Anche gli effetti sull’occupazione sono particolarmente interessanti. In Iride gli occupati sono passati da 1060 (fine 2006) a 945 (fine 2008), e anche questo e’ comprensibile perche’ per ridurre i costi di gestione ci si concentra sul costo del lavoro, riducendo organici e cercando di incidere sulle condizioni di lavoro (aumenti dei ritmi e dei carichi di lavoro, orari ecc.).
Non mi dilungo su questioni ovvie, come la perdita di controllo democratico su servizi essenziali.
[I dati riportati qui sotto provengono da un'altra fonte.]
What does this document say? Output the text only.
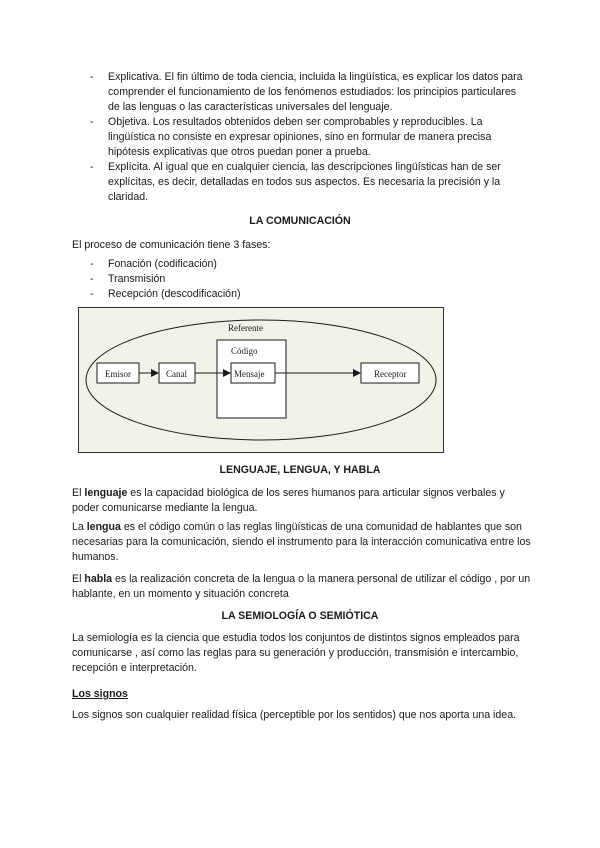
- Explicativa. El fin último de toda ciencia, incluida la lingüística, es explicar los datos para comprender el funcionamiento de los fenómenos estudiados: los principios particulares de las lenguas o las características universales del lenguaje.
- Objetiva. Los resultados obtenidos deben ser comprobables y reproducibles. La lingüística no consiste en expresar opiniones, sino en formular de manera precisa hipótesis explicativas que otros puedan poner a prueba.
- Explícita. Al igual que en cualquier ciencia, las descripciones lingüísticas han de ser explícitas, es decir, detalladas en todos sus aspectos. Es necesaria la precisión y la claridad.
LA COMUNICACIÓN

El proceso de comunicación tiene 3 fases:

- Fonación (codificación)
- Transmisión
- Recepción (descodificación)
Referente
Código
Emisor	Canal	Mensaje	Receptor
LENGUAJE, LENGUA, Y HABLA

El lenguaje es la capacidad biológica de los seres humanos para articular signos verbales y poder comunicarse mediante la lengua.

La lengua es el código común o las reglas lingüísticas de una comunidad de hablantes que son necesarias para la comunicación, siendo el instrumento para la interacción comunicativa entre los humanos.

El habla es la realización concreta de la lengua o la manera personal de utilizar el código , por un hablante, en un momento y situación concreta

LA SEMIOLOGÍA O SEMIÓTICA

La semiología es la ciencia que estudia todos los conjuntos de distintos signos empleados para comunicarse , así como las reglas para su generación y producción, transmisión e intercambio, recepción e interpretación.

Los signos

Los signos son cualquier realidad física (perceptible por los sentidos) que nos aporta una idea.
Nel passaggio da Amga (azienda speciale) a Amga SPA tutta pubblica a Iride il Consiglio Comunale e i cittadini hanno visto ridotti i poteri di indirizzo, programmazione e controllo; parole sempre più vuote a fronte del reale potere esercitato dai Consigli di Amministrazione e dagli Amministratori Delegati.
Ma non c’e’ solo l’acqua: quale politica virtuosa di riduzione di sprechi e rifiuti potra’ fare un’azienda che ha come compito principale la creazione di profitti per i soci privati? E l’esperienza della parziale privatizzazione di AMT ha dato risultati positivi, o scontiamo l’aumento del 20 per cento delle tariffe, lo scontento dei lavoratori e la riduzione del servizio sotto forma di tagli alle corse e di rotture di carico?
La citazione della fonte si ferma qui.